In the light of this, it always amazes me when somebody says that they know an autistic person, and then proceed to explain that they are like this, they do that, they are not capable of this and that, they always..., and so forth. It happens quite often. I have even had people question my diagnosis because I am not exactly like the other autistic person/s they know.

Sure, we have many things in common, that is why we are labeled autistic. For example, most of us have sensory processing issues (and some don't). Most of us have difficulty with eye contact. But these things present differently in all of us. We are unique, just like people who are not autistic. I do not like being thrown into the box labeled 'THEY'.

The laughter challenge

I've set myself a new challenge - to have both my kids laugh in the morning before I leave them at school. I have always thought it important to help them feel good in the mornings, and I hated the few times during the years I had to leave them at school crying or unhappy.

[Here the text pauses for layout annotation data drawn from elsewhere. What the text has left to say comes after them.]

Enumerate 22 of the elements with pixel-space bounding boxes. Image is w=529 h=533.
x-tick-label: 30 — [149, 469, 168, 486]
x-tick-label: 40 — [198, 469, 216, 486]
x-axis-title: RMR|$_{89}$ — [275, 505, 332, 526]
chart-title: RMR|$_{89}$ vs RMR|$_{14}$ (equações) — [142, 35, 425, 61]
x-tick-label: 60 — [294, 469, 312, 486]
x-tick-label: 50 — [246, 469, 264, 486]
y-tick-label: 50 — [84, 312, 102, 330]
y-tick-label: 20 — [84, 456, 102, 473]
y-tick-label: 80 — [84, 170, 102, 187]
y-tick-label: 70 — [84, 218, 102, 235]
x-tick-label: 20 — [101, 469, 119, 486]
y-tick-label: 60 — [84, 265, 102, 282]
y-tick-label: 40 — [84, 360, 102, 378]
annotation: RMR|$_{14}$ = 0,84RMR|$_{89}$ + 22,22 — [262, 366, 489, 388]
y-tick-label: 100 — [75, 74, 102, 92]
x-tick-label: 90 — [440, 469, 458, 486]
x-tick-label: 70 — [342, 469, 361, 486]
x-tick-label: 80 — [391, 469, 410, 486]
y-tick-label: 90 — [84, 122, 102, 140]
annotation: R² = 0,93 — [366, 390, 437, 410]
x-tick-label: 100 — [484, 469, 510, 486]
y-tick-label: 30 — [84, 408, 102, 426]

But now I want to take it further to feeling good and laughing. And I am happy to say I have been mostly successful. And it works through to the rest of the day too. I have to find things for us to laugh at during the day, so that we can recall it the next morning and laugh again. Laughing with my kids makes me happy, I will never take it for granted.

Wednesday, March 9, 2011

Comfort zones

This is a new thought. Something that just occurred to me this morning on the drive home after dropping the kids off at school. It will need a lot more thinking, and a lot of time for my sub-conscious mind to work on it. Maybe writing it down will speed the process up and in a few weeks I can write a well thought out and interesting post about it. :-)

It occurred to me that I am extremely reluctant to step outside my comfort zone because I have to do it too often. It sounds like a contradiction, but it isn't really. My comfort zones or my safe places are my home, my car, my family, my mind. I have safe routines, habits, interests, conversations - things that cause no anxiety. To live a normal life with my DH and kids, I have to step out of this comfort zone every day. Mingling with other parents, communicating with the school, going to the library, doing the shopping, making phone calls, unexpected visitors - none of these are safe activities for me, all of them have the potential to cause considerable anxiety, and some of them always do.

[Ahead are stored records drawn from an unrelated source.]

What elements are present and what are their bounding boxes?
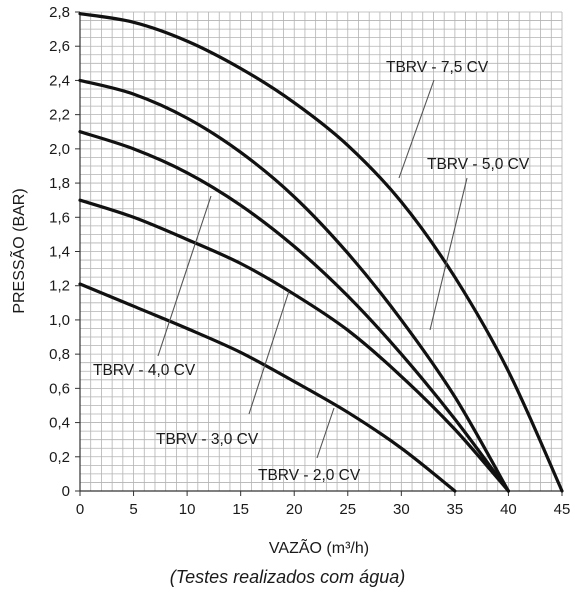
- y-tick-label: 2,4: [49, 72, 70, 89]
- chart-canvas: 0 0,2 0,4 0,6 0,8 1,0 1,2 1,4 1,6 1,8 2,0 2,2 2,4 2,6…: [8, 4, 571, 557]
- series-label-curve-5-0cv: TBRV - 5,0 CV: [427, 156, 530, 173]
- y-tick-label: 0: [62, 483, 70, 500]
- leader-line-curve-4-0cv: [157, 195, 212, 357]
- series-labels: TBRV - 7,5 CV TBRV - 5,0 CV TBRV - 4,0 CV T…: [93, 59, 530, 484]
- x-tick-label: 40: [500, 501, 517, 518]
- series-label-curve-2-0cv: TBRV - 2,0 CV: [258, 467, 361, 484]
- x-tick-label: 20: [286, 501, 303, 518]
- series-curves: [78, 12, 564, 493]
- leader-line-curve-3-0cv: [248, 290, 290, 415]
- leader-line-curve-7-5cv: [398, 79, 435, 179]
- y-tick-label: 0,8: [49, 346, 70, 363]
- chart-caption: (Testes realizados com água): [169, 567, 406, 587]
- y-tick-labels: 0 0,2 0,4 0,6 0,8 1,0 1,2 1,4 1,6 1,8 2,0 2,2 2,4 2,6…: [49, 4, 70, 500]
- x-tick-label: 5: [129, 501, 137, 518]
- x-tick-label: 30: [393, 501, 410, 518]
- y-tick-label: 1,2: [49, 278, 70, 295]
- y-tick-label: 2,2: [49, 107, 70, 124]
- y-tick-label: 0,4: [49, 415, 70, 432]
- y-tick-label: 0,6: [49, 380, 70, 397]
- series-curve-5-0cv: [78, 78, 510, 493]
- x-axis-title: VAZÃO (m³/h): [269, 537, 369, 557]
- axes: [75, 11, 563, 496]
- leader-line-curve-2-0cv: [316, 407, 335, 459]
- x-tick-label: 10: [179, 501, 196, 518]
- y-tick-label: 1,4: [49, 244, 70, 261]
- y-tick-label: 2,8: [49, 4, 70, 21]
- x-tick-label: 35: [447, 501, 464, 518]
- y-axis-title: PRESSÃO (BAR): [8, 188, 28, 313]
- series-label-curve-3-0cv: TBRV - 3,0 CV: [156, 431, 259, 448]
- y-tick-label: 1,0: [49, 312, 70, 329]
- series-curve-7-5cv: [78, 12, 564, 493]
- y-tick-label: 2,0: [49, 141, 70, 158]
- y-tick-label: 2,6: [49, 38, 70, 55]
- x-tick-label: 0: [76, 501, 84, 518]
- y-tick-label: 1,8: [49, 175, 70, 192]
- x-tick-labels: 0 5 10 15 20 25 30 35 40 45: [76, 501, 571, 518]
- y-tick-label: 0,2: [49, 449, 70, 466]
- series-leader-lines: [157, 79, 468, 459]
- grid-lines: [79, 11, 563, 492]
- y-tick-label: 1,6: [49, 209, 70, 226]
- series-label-curve-7-5cv: TBRV - 7,5 CV: [386, 59, 489, 76]
- series-curve-3-0cv: [78, 198, 510, 493]
- series-label-curve-4-0cv: TBRV - 4,0 CV: [93, 362, 196, 379]
- series-curve-2-0cv: [78, 282, 457, 493]
- x-tick-label: 25: [339, 501, 356, 518]
- x-tick-label: 45: [554, 501, 571, 518]
- x-tick-label: 15: [232, 501, 249, 518]
- series-curve-4-0cv: [78, 130, 510, 493]
- leader-line-curve-5-0cv: [429, 177, 468, 331]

So maybe this is one reason for my unwillingness to try new things and experiences outside of my safe places, it may be a feeling that it is unfair to expect me to experience more discomfort than I already feel on an almost daily basis. Something to think about - finding a way to be kind to myself without limiting myself.

Tuesday, March 8, 2011

Autism and the experts

When you want to learn more about something, naturally you go to the experts in that particular field. You talk to them, read what they say, read their studies - and in the process learn a lot. You may then think that you know a lot more about the subject.

Well, when you are interested in autism, and you follow this path, you may learn what the experts think about autism. You may learn a lot about what they think is wrong with autistic people. You may learn what they observe and hear what their conclusions are. But you will learn very little about the minds of autistic people. You will gain almost no insight in how we think and feel. You will not get an idea of the diversity within the autism spectrum and the uniqueness of every autistic person. You will be encouraged to see it as a disability instead of a difference.

I have to put a disclaimer here - I do think that most of the experts are really interested in autistic people, and wants us to have a good quality of life. I am not an expert-hater. But I am part of a large group of autistic people that feel we are not being heard or consulted, and it is frustrating.

I hope to share some of myself and my thoughts in this blog. It will be a challenge - I have so many thoughts, it is hard to condense some of them into words, and words that others may find interesting. But it is worth a try!